Lord Oates (LD): Is the Minister not, then, concerned about disposable income and the impact on children? He said that these Benches were concerned: are he and the Government not concerned?
Lord Freud: We are very concerned about the interests of children, and I will come on to that. Let me summarise the point that I will make later. The reason for this is that it is in the interests of children to be in a household where one or two adults are in work. All of the measures that we have suggest that they do better in life when that is the case.
The tiered element of the cap means that we estimate that roughly three-quarters of capped households will live outside of London, with around 24% in London. It has been set a level that also recognises that housing constitutes one of the biggest costs for households. For example, in London, housing benefit awards are on average £3,000 a year more than they are elsewhere in the country. Even in the south-east, the average housing costs are only around half those for London, so we think it right that the benefit cap take those differences into account. I say to the noble Lord, Lord McKenzie, that that might account for the difference between the regional proposal and this two-tier proposal.
On the question from the noble Baroness, Lady Sherlock, on savings versus costs, the Treasury-led scoring process and the estimated savings are agreed by both the Treasury and the Office for Budget Responsibility, which felt them to be a robust and fair estimate of the policy change. On the question from the noble Baroness, Lady Manzoor, about where people would go, interestingly, under the current cap—if that is an indicator—very few capped households have moved house and generally those who moved did so only a short distance, so the double hit that concerned the noble Baroness is a relatively small issue. Again in answer to her, the impact assessment sets out that 59% of capped households will be those of female lone parents. There are about 1.25 million lone parents in employment in the UK, so combining parenting
with childcare is possible. Those doing 16 hours work a week and receiving working tax credits will be exempt from the cap. Later, under UC, the measure will be 16 hours at minimum wage.
We believe that introducing this tiered level will build on the success of the cap and do more to improve work incentives throughout the country while promoting greater fairness. Again in answer to a question from the noble Baroness, we set out the impact of the cap on protected groups in our impact assessment.

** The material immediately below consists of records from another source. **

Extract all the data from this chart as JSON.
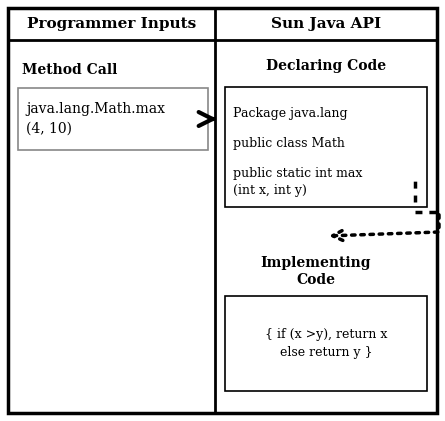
{
  "title_left": "Programmer Inputs",
  "title_right": "Sun Java API",
  "subtitle_left": "Method Call",
  "subtitle_right_1": "Declaring Code",
  "subtitle_right_2": "Implementing\nCode",
  "method_call_text": "java.lang.Math.max\n(4, 10)",
  "declaring_line1": "Package java.lang",
  "declaring_line2": "public class Math",
  "declaring_line3": "public static int max\n(int x, int y)",
  "implementing_text": "{ if (x >y), return x\nelse return y }",
  "bg_color": "#ffffff",
  "border_color": "#000000",
  "text_color": "#000000",
  "fig_width": 4.45,
  "fig_height": 4.21
}
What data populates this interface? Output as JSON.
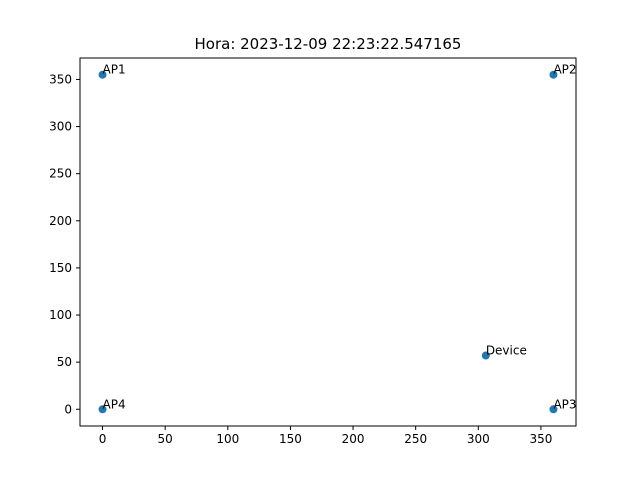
{
  "chart_data": {
    "type": "scatter",
    "title": "Hora: 2023-12-09 22:23:22.547165",
    "xlabel": "",
    "ylabel": "",
    "xlim": [
      -18,
      378
    ],
    "ylim": [
      -17.75,
      372.75
    ],
    "xticks": [
      0,
      50,
      100,
      150,
      200,
      250,
      300,
      350
    ],
    "yticks": [
      0,
      50,
      100,
      150,
      200,
      250,
      300,
      350
    ],
    "grid": false,
    "marker_color": "#1f77b4",
    "points": [
      {
        "label": "AP1",
        "x": 0,
        "y": 355
      },
      {
        "label": "AP2",
        "x": 360,
        "y": 355
      },
      {
        "label": "AP3",
        "x": 360,
        "y": 0
      },
      {
        "label": "AP4",
        "x": 0,
        "y": 0
      },
      {
        "label": "Device",
        "x": 306,
        "y": 57
      }
    ]
  }
}
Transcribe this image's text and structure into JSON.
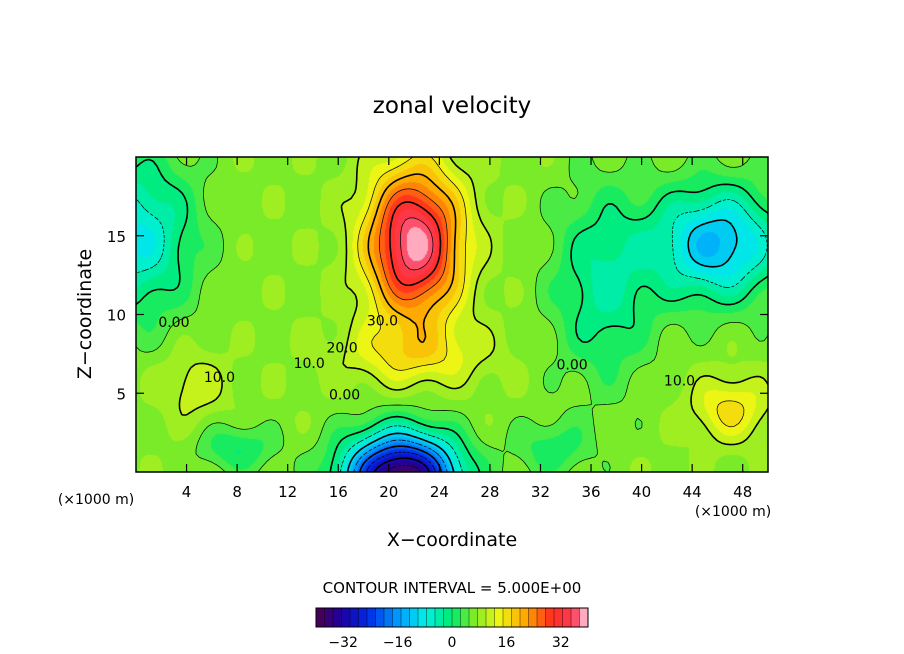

On the question from the noble Baroness, Lady Lister, I am not utterly convinced that she believes in what the Opposition Front Bench says: that work is the solution for people. However, work remains the best route out of poverty. We know that around 75% of poor people left poverty altogether where the parents moved into employment. One of the genuine points that I agree with is the danger of a cul-de-sac. The present legacy system has that wrinkle in it because it traps people at the 16-hour point. One thing we are now beginning to see in universal credit in the north-west is the freeing of benefit recipients from that particular cul-de-sac.
Amendment 74, tabled by the noble Baroness, Lady Lister, and the noble Lord, Lord Kirkwood, provides that the application of the cap may not reduce any welfare benefit where that would result in a breach of a person’s convention rights within the meaning of the Human Rights Act 1998. I will not go through the sterling work of my noble friend Lord Blencathra, who was utterly masterful on the legal aspects and certainly taught me a lot. However, I can say that the Government are of the view that the Bill is compliant with the European Convention on Human Rights, so this amendment is unnecessary.
On the question from the noble Baroness, Lady Lister, on the poverty impact, clearly we do not comment on leaked internal documents which may or may not be part of the iterative policy process. One of the real issues behind that is that any assessment of child poverty must not be purely static but should take into account the dynamic effects of the cap.